But midwifery is not the only one suffering from this phenomenon: during the same period, the pharmacy sector recorded a student shortage of 30%, or about 1,027 places nationwide. Alarming figures indicate a coming crisis for professionals who are nonetheless essential for the proper functioning of the health system.

How to explain this lack of students? After the 2020 reform, young people who wish to continue their education in health care have the choice between the Access to Health Care Special Course (PASS) and the Access to Health Care Option License (LAS), both of which provide access to the second year of study. While the medical sector continues to attract so much attention from students, pharmaceuticals and midwifery continue to suffer from a lack of information and persistent stereotypes.

“There is a kind of sacralization of medicine”

According to Luna, the lack of students is partly due to the reform: “Not only competition matters anymore, you have to validate your entire license. The observation was shared by Loïc Josserand, dean of Simone Veil’s UFR at the University of Versailles Saint-Quentin-en-Yvelines. “Before the reform, a student who failed in the first year repeated the course and eventually was redirected to courses where there were still places. The default choice, of course, but it was prepared by professionals. “In his opinion, minors, integrated into new learning, allows you to save an exit in case of failure” in other subjects of interest to them. If they wish, they may retake medication in their second or third year of LAS. »

Nathan Goulin, Vice President of the National Association of Pharmaceutical Students of France (ANEPF), responsible for training in medical education, notes a general lack of information about his sector. “The reform emphasized the unattractiveness of the pharmacy sector: in high school, people do not know this environment at all. They are thinking about going into medicine, and there are many opportunities in pharmacies, not only to work in pharmacies! »

Because if these studies can lead to the creation of your own pharmacy, they will also allow you to work in a laboratory, in the pharmaceutical industry, or even in a hospital. For Renault, a 5th year pharmacy student from Nancy, this is a sector with “exciting” courses, although he had no idea of ​​integrating it at all when he came to PACES.

In obstetrics, too, there are clichés. “Private training organizations harm us because they tell us that medicine is the best course. Many skills of midwives are unknown to the general public: gynecological observation, vaccination…” Luna Mourenas explains. So the medical sector will win the bet with the students?

For Loïc Josserand, the issue is the very image of medical research: “There is a kind of sacralization of medicine, there are many fantasies that are especially fed by serials where we see as soon as doctors or surgeons save patients. In fact, the medical professions are very diverse! We may well make prostheses and save someone’s life, this monopoly belongs not only to the medical sector. »

Orientation and leveling statuses

One of the solutions proposed to combat this phenomenon is the massive use of orientation systems, in particular through tutoring. According to NANEPF, only 2.6% of pharmacology students believe that they were well informed about these studies in high school. Institutional interventions, presentation videos, mini-games: everything is good to inspire and encourage activities among the little ones.
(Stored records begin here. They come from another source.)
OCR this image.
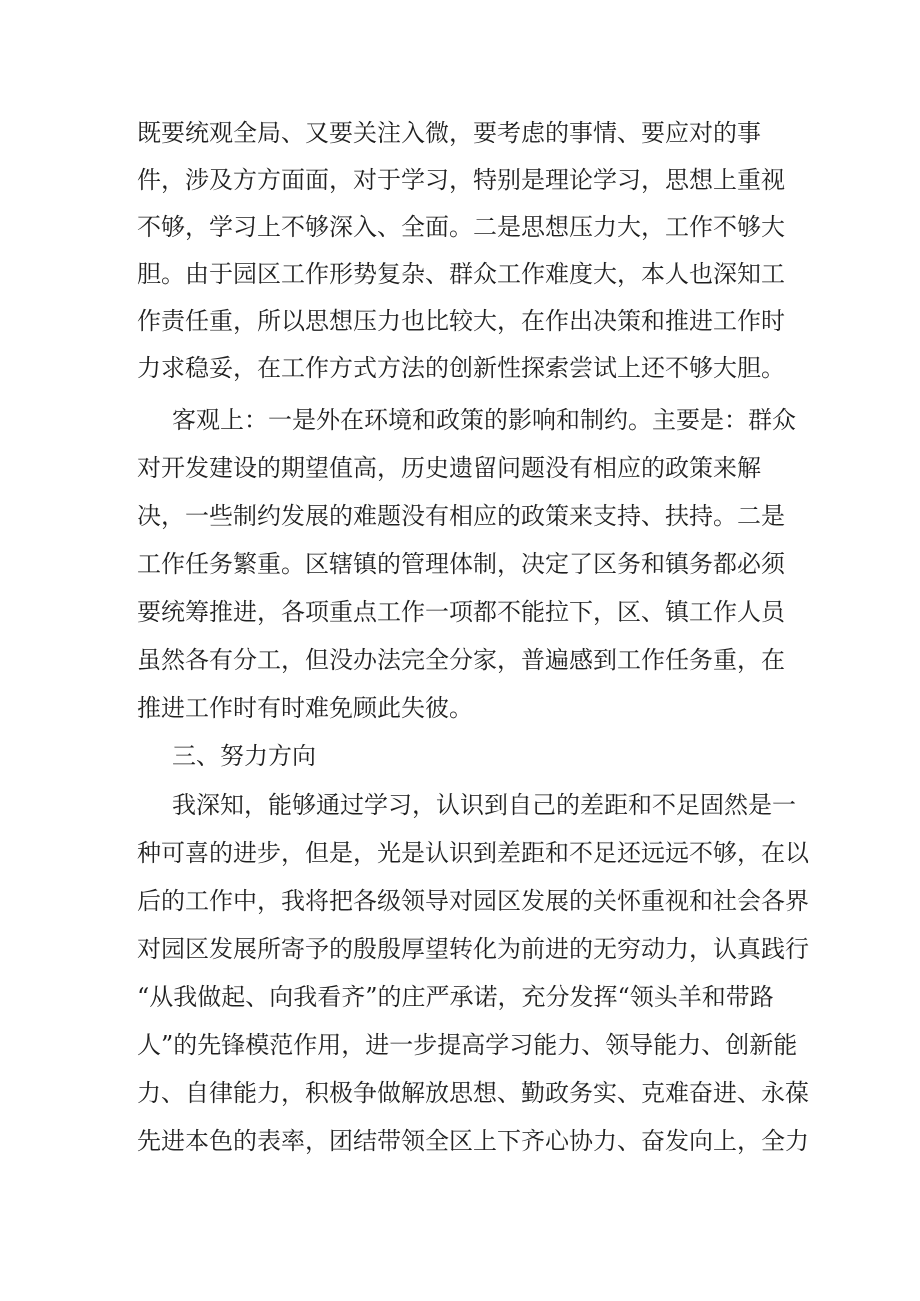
既要统观全局、又要关注入微，要考虑的事情、要应对的事

件，涉及方方面面，对于学习，特别是理论学习，思想上重视

不够，学习上不够深入、全面。二是思想压力大，工作不够大

胆。由于园区工作形势复杂、群众工作难度大，本人也深知工

作责任重，所以思想压力也比较大，在作出决策和推进工作时

力求稳妥，在工作方式方法的创新性探索尝试上还不够大胆。

客观上：一是外在环境和政策的影响和制约。主要是：群众

对开发建设的期望值高，历史遗留问题没有相应的政策来解

决，一些制约发展的难题没有相应的政策来支持、扶持。二是

工作任务繁重。区辖镇的管理体制，决定了区务和镇务都必须

要统筹推进，各项重点工作一项都不能拉下，区、镇工作人员

虽然各有分工，但没办法完全分家，普遍感到工作任务重，在

推进工作时有时难免顾此失彼。

三、努力方向

我深知，能够通过学习，认识到自己的差距和不足固然是一

种可喜的进步，但是，光是认识到差距和不足还远远不够，在以

后的工作中，我将把各级领导对园区发展的关怀重视和社会各界

对园区发展所寄予的殷殷厚望转化为前进的无穷动力，认真践行

“从我做起、向我看齐”的庄严承诺，充分发挥“领头羊和带路

人”的先锋模范作用，进一步提高学习能力、领导能力、创新能

力、自律能力，积极争做解放思想、勤政务实、克难奋进、永葆

先进本色的表率，团结带领全区上下齐心协力、奋发向上，全力
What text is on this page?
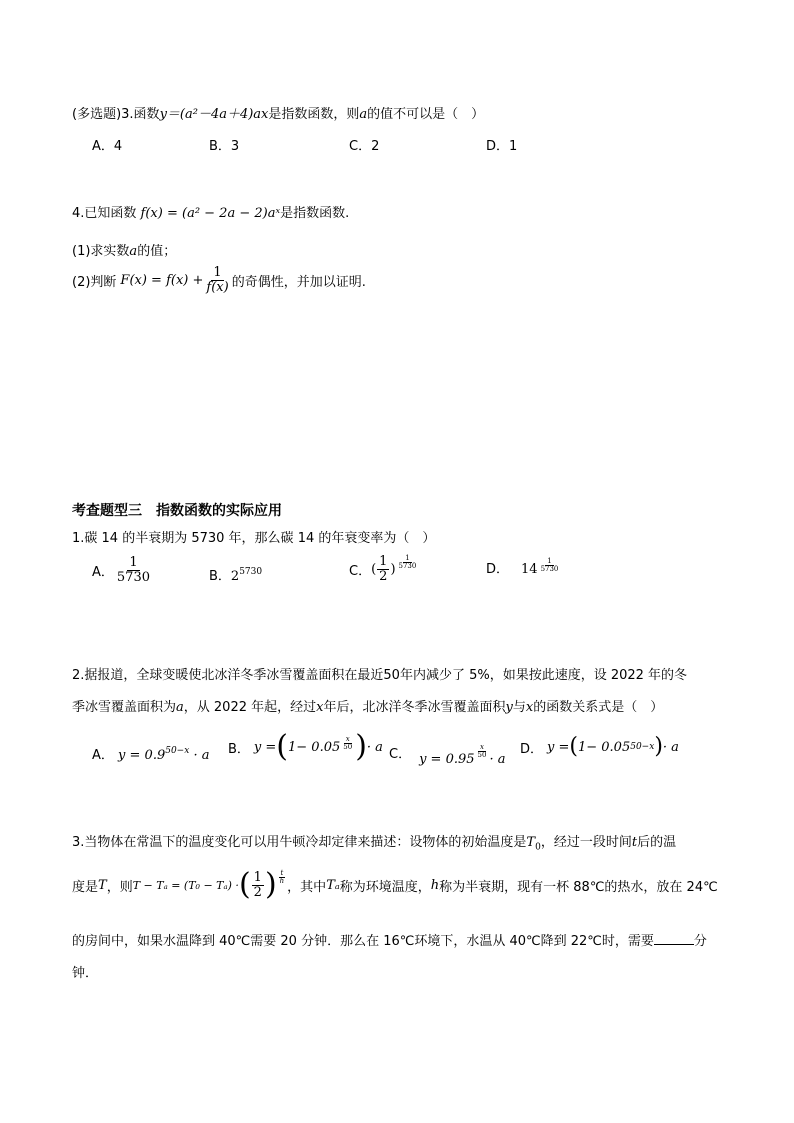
(多选题)3.函数y＝(a²－4a＋4)ax是指数函数，则a的值不可以是（　）
A．4	B．3	C．2	D．1
4.已知函数 f(x) = (a² − 2a − 2)aˣ是指数函数.
(1)求实数a的值；
(2)判断 $F(x) = f(x) + \frac{1}{f(x)}$ 的奇偶性，并加以证明.
考查题型三　指数函数的实际应用
1.碳 14 的半衰期为 5730 年，那么碳 14 的年衰变率为（　）
A． $\frac{1}{5730}$	B．$2^{5730}$	C． ( $\frac{1}{2}$ ) $\frac{1}{5730}$	D． $14 \frac{1}{5730}$
2.据报道，全球变暖使北冰洋冬季冰雪覆盖面积在最近50年内减少了 5%，如果按此速度，设 2022 年的冬
季冰雪覆盖面积为a，从 2022 年起，经过x年后，北冰洋冬季冰雪覆盖面积y与x的函数关系式是（　）
A． $y = 0.9^{50-x} \cdot a$ B． y = ( $1- 0.05 \frac{x}{50}$ ) · a C． $y = 0.95 \frac{x}{50} \cdot a$
D． y = ( 1− 0.05 50−x ) · a
3.当物体在常温下的温度变化可以用牛顿冷却定律来描述：设物体的初始温度是$T_0$，经过一段时间t后的温
度是 T ，则 T − Tₐ = (T₀ − Tₐ) · ( $\frac{1}{2}$ ) $\frac{t}{h}$
，其中 Tₐ 称为环境温度， h 称为半衰期，现有一杯 88℃的热水，放在 24℃
的房间中，如果水温降到 40℃需要 20 分钟．那么在 16℃环境下，水温从 40℃降到 22℃时，需要	分
钟．
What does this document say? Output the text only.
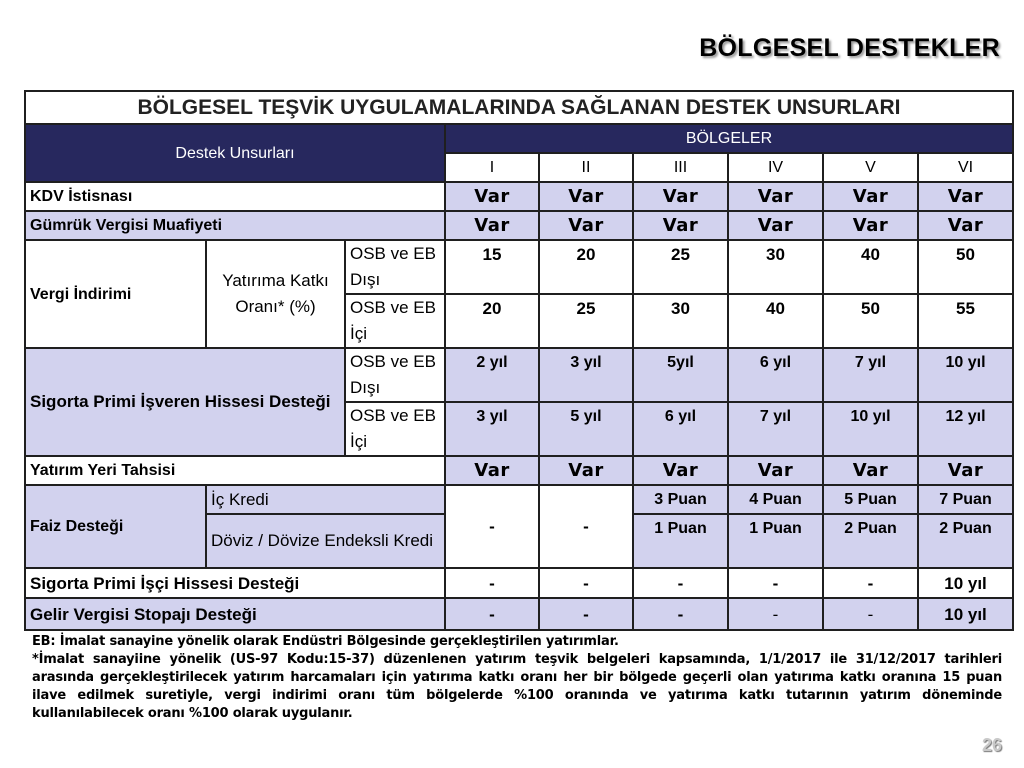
BÖLGESEL DESTEKLER
BÖLGESEL TEŞVİK UYGULAMALARINDA SAĞLANAN DESTEK UNSURLARI								
Destek Unsurları			BÖLGELER					
			I	II	III	IV	V	VI
KDV İstisnası			Var	Var	Var	Var	Var	Var
Gümrük Vergisi Muafiyeti			Var	Var	Var	Var	Var	Var
Vergi İndirimi	Yatırıma Katkı Oranı* (%)	OSB ve EB Dışı	15	20	25	30	40	50
		OSB ve EB İçi	20	25	30	40	50	55
Sigorta Primi İşveren Hissesi Desteği		OSB ve EB Dışı	2 yıl	3 yıl	5yıl	6 yıl	7 yıl	10 yıl
		OSB ve EB İçi	3 yıl	5 yıl	6 yıl	7 yıl	10 yıl	12 yıl
Yatırım Yeri Tahsisi			Var	Var	Var	Var	Var	Var
Faiz Desteği	İç Kredi		-	-	3 Puan	4 Puan	5 Puan	7 Puan
	Döviz / Dövize Endeksli Kredi				1 Puan	1 Puan	2 Puan	2 Puan
Sigorta Primi İşçi Hissesi Desteği			-	-	-	-	-	10 yıl
Gelir Vergisi Stopajı Desteği			-	-	-	-	-	10 yıl

EB: İmalat sanayine yönelik olarak Endüstri Bölgesinde gerçekleştirilen yatırımlar.

*İmalat sanayiine yönelik (US-97 Kodu:15-37) düzenlenen yatırım teşvik belgeleri kapsamında, 1/1/2017 ile 31/12/2017 tarihleri arasında gerçekleştirilecek yatırım harcamaları için yatırıma katkı oranı her bir bölgede geçerli olan yatırıma katkı oranına 15 puan ilave edilmek suretiyle, vergi indirimi oranı tüm bölgelerde %100 oranında ve yatırıma katkı tutarının yatırım döneminde kullanılabilecek oranı %100 olarak uygulanır.

26
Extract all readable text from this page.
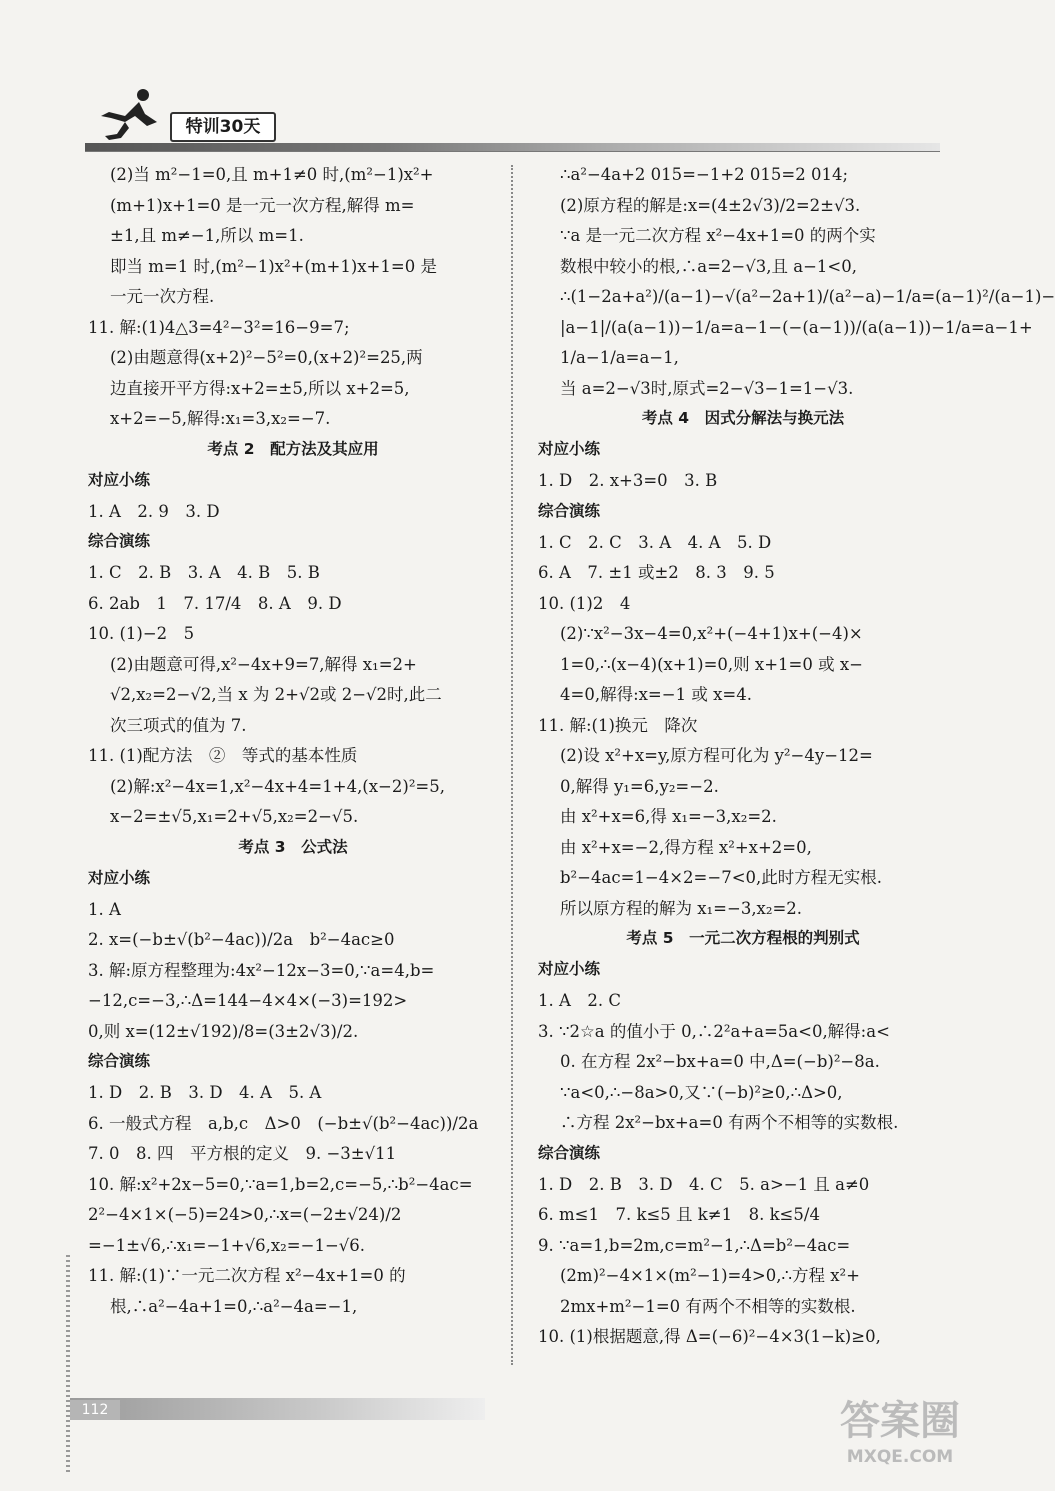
特训30天
(2)当 m²−1=0,且 m+1≠0 时,(m²−1)x²+
(m+1)x+1=0 是一元一次方程,解得 m=
±1,且 m≠−1,所以 m=1.
即当 m=1 时,(m²−1)x²+(m+1)x+1=0 是
一元一次方程.
11. 解:(1)4△3=4²−3²=16−9=7;
(2)由题意得(x+2)²−5²=0,(x+2)²=25,两
边直接开平方得:x+2=±5,所以 x+2=5,
x+2=−5,解得:x₁=3,x₂=−7.
考点 2　配方法及其应用
对应小练
1. A　2. 9　3. D
综合演练
1. C　2. B　3. A　4. B　5. B
6. 2ab　1　7. 17/4　8. A　9. D
10. (1)−2　5
(2)由题意可得,x²−4x+9=7,解得 x₁=2+
√2,x₂=2−√2,当 x 为 2+√2或 2−√2时,此二
次三项式的值为 7.
11. (1)配方法　②　等式的基本性质
(2)解:x²−4x=1,x²−4x+4=1+4,(x−2)²=5,
x−2=±√5,x₁=2+√5,x₂=2−√5.
考点 3　公式法
对应小练
1. A
2. x=(−b±√(b²−4ac))/2a　b²−4ac≥0
3. 解:原方程整理为:4x²−12x−3=0,∵a=4,b=
−12,c=−3,∴Δ=144−4×4×(−3)=192>
0,则 x=(12±√192)/8=(3±2√3)/2.
综合演练
1. D　2. B　3. D　4. A　5. A
6. 一般式方程　a,b,c　Δ>0　(−b±√(b²−4ac))/2a
7. 0　8. 四　平方根的定义　9. −3±√11
10. 解:x²+2x−5=0,∵a=1,b=2,c=−5,∴b²−4ac=
2²−4×1×(−5)=24>0,∴x=(−2±√24)/2
=−1±√6,∴x₁=−1+√6,x₂=−1−√6.
11. 解:(1)∵一元二次方程 x²−4x+1=0 的
根,∴a²−4a+1=0,∴a²−4a=−1,
∴a²−4a+2 015=−1+2 015=2 014;
(2)原方程的解是:x=(4±2√3)/2=2±√3.
∵a 是一元二次方程 x²−4x+1=0 的两个实
数根中较小的根,∴a=2−√3,且 a−1<0,
∴(1−2a+a²)/(a−1)−√(a²−2a+1)/(a²−a)−1/a=(a−1)²/(a−1)−
|a−1|/(a(a−1))−1/a=a−1−(−(a−1))/(a(a−1))−1/a=a−1+
1/a−1/a=a−1,
当 a=2−√3时,原式=2−√3−1=1−√3.
考点 4　因式分解法与换元法
对应小练
1. D　2. x+3=0　3. B
综合演练
1. C　2. C　3. A　4. A　5. D
6. A　7. ±1 或±2　8. 3　9. 5
10. (1)2　4
(2)∵x²−3x−4=0,x²+(−4+1)x+(−4)×
1=0,∴(x−4)(x+1)=0,则 x+1=0 或 x−
4=0,解得:x=−1 或 x=4.
11. 解:(1)换元　降次
(2)设 x²+x=y,原方程可化为 y²−4y−12=
0,解得 y₁=6,y₂=−2.
由 x²+x=6,得 x₁=−3,x₂=2.
由 x²+x=−2,得方程 x²+x+2=0,
b²−4ac=1−4×2=−7<0,此时方程无实根.
所以原方程的解为 x₁=−3,x₂=2.
考点 5　一元二次方程根的判别式
对应小练
1. A　2. C
3. ∵2☆a 的值小于 0,∴2²a+a=5a<0,解得:a<
0. 在方程 2x²−bx+a=0 中,Δ=(−b)²−8a.
∵a<0,∴−8a>0,又∵(−b)²≥0,∴Δ>0,
∴方程 2x²−bx+a=0 有两个不相等的实数根.
综合演练
1. D　2. B　3. D　4. C　5. a>−1 且 a≠0
6. m≤1　7. k≤5 且 k≠1　8. k≤5/4
9. ∵a=1,b=2m,c=m²−1,∴Δ=b²−4ac=
(2m)²−4×1×(m²−1)=4>0,∴方程 x²+
2mx+m²−1=0 有两个不相等的实数根.
10. (1)根据题意,得 Δ=(−6)²−4×3(1−k)≥0,
112	答案圈
MXQE.COM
“We have a lot of recognition for tutoring activities and this is positive,” says Nathan Gulin, who attended the official presentation of the permits hosted by the Ministry of Higher Education and Research on June 26 last year.

More broadly, students point to the problem of recognition in a sector characterized by sometimes difficult working conditions. “In our survey, we see that over 20% of midwifery students say the Covid-19 crisis has impacted their learning experience,” Luna explains. Lou-Anne, who will return for her third year in Reims next September, for her part notes the underdevelopment, “whether in terms of remuneration or the fact that our status is not so recognized.”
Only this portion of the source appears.